In regulated industries (healthcare, financial services, legal, government), AI systems must be auditable. When an agent recommends a treatment plan, approves a transaction, or flags a compliance issue, stakeholders need to answer:

  • What data did the agent use? Reasoning traces link conclusions to specific entities and relationships in the knowledge graph.
  • What was the agent's logic? Thought steps record the reasoning chain, not just the final answer.
  • Can we reproduce the decision? The trace captures the exact sequence of tool calls and observations, making decisions reproducible.
  • What changed since the last decision? Because both the knowledge graph (long-term memory) and reasoning traces are stored in Neo4j, you can query how the graph evolved between two decisions.

Without reasoning memory, an agent is a black box that produces answers. With it, the agent produces answers and an auditable record of how it got there.

How the Ingestion Pipeline Uses All Three

When you run create-context-graph with --demo-data --ingest, the ingestion pipeline (ingest.py) demonstrates all three memory types in sequence:

  1. Schema -- Applies Cypher constraints and indexes from the ontology.
  2. Long-term memory -- Ingests entities (Person, Organization, domain-specific types) via client.long_term.add_entity(), building the knowledge graph.
  3. Short-term memory -- Ingests documents via client.short_term.add_message(), storing them as session messages with metadata.
  4. Reasoning memory -- Ingests decision traces via client.reasoning.start_trace(), add_step(), and complete_trace(), recording multi-step reasoning scenarios.

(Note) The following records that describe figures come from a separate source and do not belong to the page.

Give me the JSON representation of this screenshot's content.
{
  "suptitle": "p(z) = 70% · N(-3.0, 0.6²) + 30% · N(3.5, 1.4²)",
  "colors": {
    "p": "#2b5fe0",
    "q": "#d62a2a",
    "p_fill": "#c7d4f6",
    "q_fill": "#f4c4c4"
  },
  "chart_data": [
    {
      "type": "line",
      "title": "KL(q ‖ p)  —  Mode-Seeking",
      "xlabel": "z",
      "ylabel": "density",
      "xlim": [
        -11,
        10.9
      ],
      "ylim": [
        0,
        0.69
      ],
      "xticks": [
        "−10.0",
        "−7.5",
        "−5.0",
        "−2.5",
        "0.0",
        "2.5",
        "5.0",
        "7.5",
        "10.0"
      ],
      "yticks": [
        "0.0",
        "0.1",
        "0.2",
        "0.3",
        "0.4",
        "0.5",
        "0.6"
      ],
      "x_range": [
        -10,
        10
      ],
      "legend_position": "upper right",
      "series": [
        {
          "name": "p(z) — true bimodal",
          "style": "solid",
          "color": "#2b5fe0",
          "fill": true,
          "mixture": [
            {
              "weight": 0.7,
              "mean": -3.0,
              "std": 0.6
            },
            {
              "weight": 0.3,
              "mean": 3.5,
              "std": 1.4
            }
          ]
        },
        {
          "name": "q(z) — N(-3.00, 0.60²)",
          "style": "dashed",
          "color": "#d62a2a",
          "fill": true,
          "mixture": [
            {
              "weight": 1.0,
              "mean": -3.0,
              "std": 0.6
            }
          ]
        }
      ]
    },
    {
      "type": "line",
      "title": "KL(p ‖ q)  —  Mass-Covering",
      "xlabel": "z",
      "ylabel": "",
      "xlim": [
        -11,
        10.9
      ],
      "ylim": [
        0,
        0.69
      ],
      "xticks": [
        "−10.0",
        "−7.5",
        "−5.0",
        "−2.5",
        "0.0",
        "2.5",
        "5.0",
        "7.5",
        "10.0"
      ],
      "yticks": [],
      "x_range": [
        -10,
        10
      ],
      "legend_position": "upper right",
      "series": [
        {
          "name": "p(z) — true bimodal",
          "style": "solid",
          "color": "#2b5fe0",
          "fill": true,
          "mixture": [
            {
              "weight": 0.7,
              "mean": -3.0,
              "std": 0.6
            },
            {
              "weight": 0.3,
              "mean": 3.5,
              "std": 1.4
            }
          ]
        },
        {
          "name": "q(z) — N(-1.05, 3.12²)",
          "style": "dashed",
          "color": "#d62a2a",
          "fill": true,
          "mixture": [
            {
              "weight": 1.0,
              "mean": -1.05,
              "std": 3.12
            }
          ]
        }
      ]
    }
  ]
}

If neo4j-agent-memory is not installed, the pipeline falls back to direct Neo4j driver calls for entity and relationship creation. The short-term and reasoning memory features require the library.

The Memory Architecture in the Generated App

In the generated application (v0.3.0+), the three memory types work together during a chat session:

  1. A user sends a message. The frontend includes the session_id from the current conversation.
  2. The backend calls get_conversation_history(session_id) to retrieve prior messages from short-term memory via neo4j-agent-memory's MemoryClient.
  3. The new user message is stored via store_message(session_id, "user", message).
  4. The agent reasons about the message (with full conversation context) and calls tools that query the long-term memory (knowledge graph) via Cypher. Tool call metadata (name, inputs, output preview) is captured by the CypherResultCollector.
  5. The agent's response is stored via store_message(session_id, "assistant", response).
  6. The response is returned to the user along with graph_data for visualization, tool_calls for inline tool call cards, and the session ID for conversation continuity.

The context_graph_client.py in every generated project initializes the MemoryClient at startup (with a graceful fallback if neo4j-agent-memory is not installed). All 8 supported agent frameworks call get_conversation_history() and store_message() — the memory integration is centralized in the shared client, not duplicated across framework templates.

This architecture means every interaction enriches the system: the knowledge graph grows, the conversation history accumulates, and the reasoning traces provide an ever-expanding audit trail.